There are two ways to bring your own computations and models to Superduper.

  1. Wrap your own Python functions
  2. Write your own Model sub-classes

Wrap your own Python functions​

This serializes a Python object or class:

from superduper import model

@model
def my_model(x, y):
return x + y

Additional arguments may be provided to the decorator from superduper.components.model.ObjectModel:

@model(num_workers=4)
def my_model(x, y):
return x + y

Similarly the following snippet saves the source code of a python object instead of serializing the object:

from superduper import code

@code
def my_other_model(x, y):
return x * y

These decorators may also be applied to callable classes. If your class has important state which should be serialized with the class, then use model otherwise you can use codemodel:

from superduper import ObjectModel, model

@model
class MyClass:
def __call__(self, x):
return x + 2

m = MyClass()

assert isinstance(m, ObjectModel)
assert m.predict(2) == 4

As before, additional arguments can be supplied to the decorator:

from superduper import vector, DataType, model

@model(datatype=vector(shape=(32, )))
class MyClass:
def __call__(self, x):
return [x + 2] * 32

m = MyClass()

assert isinstance(m.datatype, DataType)

Import classes and functions directly​

This may be more intuitive to some developers, and allows functionality to be invoked "directly" from third-party packages:

from superduper.ext.auto.sklearn.svm import SVC

Create your own Model subclasses​

Developers may create their own Model sub-classes, and deploy these directly to superduper.
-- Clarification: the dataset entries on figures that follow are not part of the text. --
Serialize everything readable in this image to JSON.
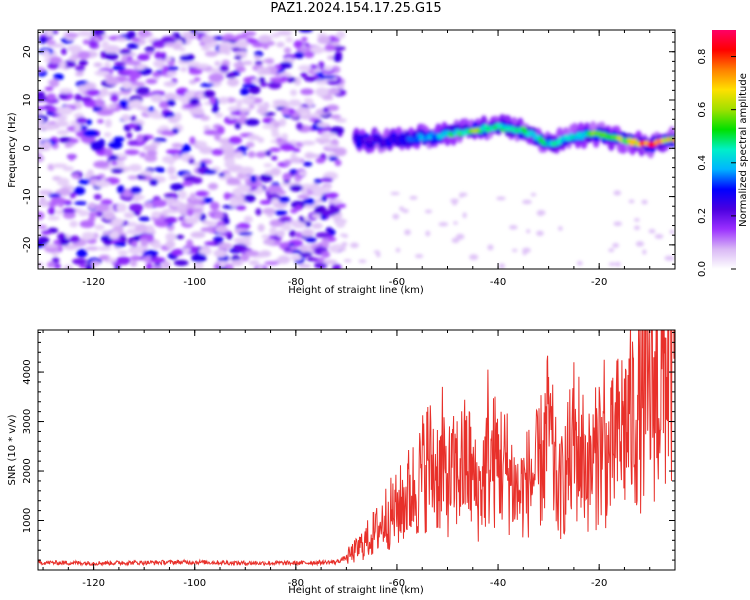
{
  "figure_title": "PAZ1.2024.154.17.25.G15",
  "colors": {
    "snr_line": "#e8302a",
    "axis": "#000000",
    "colormap": [
      "#ffffff",
      "#d9b8f5",
      "#9b30ff",
      "#4b00e0",
      "#0000ff",
      "#00b4ff",
      "#00f0c8",
      "#00e000",
      "#a0e000",
      "#ffe000",
      "#ff8000",
      "#ff0000",
      "#ff0066"
    ]
  },
  "chart_data": [
    {
      "type": "heatmap",
      "title": "",
      "xlabel": "Height of straight line (km)",
      "ylabel": "Frequency (Hz)",
      "xlim": [
        -131,
        -5
      ],
      "ylim": [
        -25,
        24.5
      ],
      "x_ticks": [
        -120,
        -100,
        -80,
        -60,
        -40,
        -20
      ],
      "y_ticks": [
        -20,
        -10,
        0,
        10,
        20
      ],
      "noise_region": {
        "x": [
          -131,
          -71
        ],
        "y": [
          -25,
          24.5
        ],
        "typical_amplitude": [
          0.05,
          0.3
        ]
      },
      "signal_ridge": {
        "x": [
          -68,
          -60,
          -50,
          -45,
          -40,
          -35,
          -30,
          -25,
          -20,
          -15,
          -10,
          -5
        ],
        "frequency": [
          1.5,
          1.8,
          2.9,
          3.8,
          4.4,
          3.6,
          1.0,
          2.5,
          2.9,
          1.6,
          0.7,
          2.0
        ],
        "amplitude": [
          0.2,
          0.3,
          0.45,
          0.6,
          0.5,
          0.5,
          0.45,
          0.45,
          0.6,
          0.6,
          0.9,
          0.7
        ]
      },
      "colorbar": {
        "label": "Normalized spectral amplitude",
        "range": [
          0.0,
          0.9
        ],
        "ticks": [
          "0.0",
          "0.2",
          "0.4",
          "0.6",
          "0.8"
        ]
      }
    },
    {
      "type": "line",
      "title": "",
      "xlabel": "Height of straight line (km)",
      "ylabel": "SNR (10 * v/v)",
      "xlim": [
        -131,
        -5
      ],
      "ylim": [
        0,
        4850
      ],
      "x_ticks": [
        -120,
        -100,
        -80,
        -60,
        -40,
        -20
      ],
      "y_ticks": [
        1000,
        2000,
        3000,
        4000
      ],
      "series": [
        {
          "x": [
            -131,
            -120,
            -110,
            -100,
            -90,
            -80,
            -72,
            -70,
            -68,
            -66,
            -64,
            -62,
            -60,
            -58,
            -56,
            -54,
            -52,
            -50,
            -48,
            -46,
            -44,
            -42,
            -40,
            -38,
            -36,
            -34,
            -32,
            -30,
            -28,
            -26,
            -24,
            -22,
            -20,
            -18,
            -16,
            -14,
            -12,
            -10,
            -8,
            -6,
            -5
          ],
          "values": [
            150,
            140,
            150,
            160,
            140,
            140,
            160,
            250,
            400,
            600,
            800,
            1100,
            1200,
            1500,
            1700,
            2200,
            2000,
            1800,
            2000,
            2200,
            1500,
            2200,
            2200,
            2000,
            1500,
            1800,
            2000,
            2800,
            1500,
            2200,
            2500,
            2000,
            2400,
            2200,
            2800,
            3000,
            3200,
            3600,
            3700,
            4300,
            4500
          ],
          "peaks": [
            {
              "x": -51,
              "value": 3700
            },
            {
              "x": -42,
              "value": 4050
            },
            {
              "x": -30,
              "value": 3900
            },
            {
              "x": -25,
              "value": 4200
            },
            {
              "x": -20,
              "value": 3700
            },
            {
              "x": -19,
              "value": 4250
            },
            {
              "x": -14,
              "value": 3150
            },
            {
              "x": -7,
              "value": 4700
            }
          ]
        }
      ]
    }
  ]
}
The key methods the developers need to create are:

  • predict
  • Optionally predict_batches, to speed up batching
  • Optionally fit

Minimal example with prediction​

Here is a simple sub-class of Model:

from superduper.components.model import Model
import typing as t

class CustomModel(Model):
signature: t.ClassVar[str] = '**kwargs'
my_argument: int = 1

def predict(self, x, y):
return x + y + self.my_argument

The addition of signature = **kwargs controls how the individual datapoints in the dataset are emitted, for consumption by the internal workings of the model

Including datablobs which can't be converted to JSON​

If your model contains large data-artifacts or non-JSON-able content, then these items should be labelled with a DataType.

On saving, this will allow Superduper to encode their values and save the result in db.artifact_store.

Here is an example which includes a numpy.array:

import numpy as np
from superduper.ext.numpy import array


class AnotherModel(Model):
_artifacts: t.ClassVar[t.Any] = [
('my_array', array)
]
signature: t.ClassVar[str] = '**kwargs'
my_argument: int = 1
my_array: np.ndarray

def predict(self, x, y):
return x + y + self.my_argument + self.my_array

my_array = numpy.random.randn(100000, 20)
my_array_type = array('my_array', shape=my_array.shape, encodable='lazy_artifact')
db.apply(my_array_type)

m = AnotherModel(
my_argument=2,
my_array=my_array,
artifacts={'my_array': my_array_type},
)

When db.apply is called, m.my_array will be converted to bytes with numpy functionality and a reference to these bytes will be saved in the db.metadata. In principle any DataType can be used to encode such an object.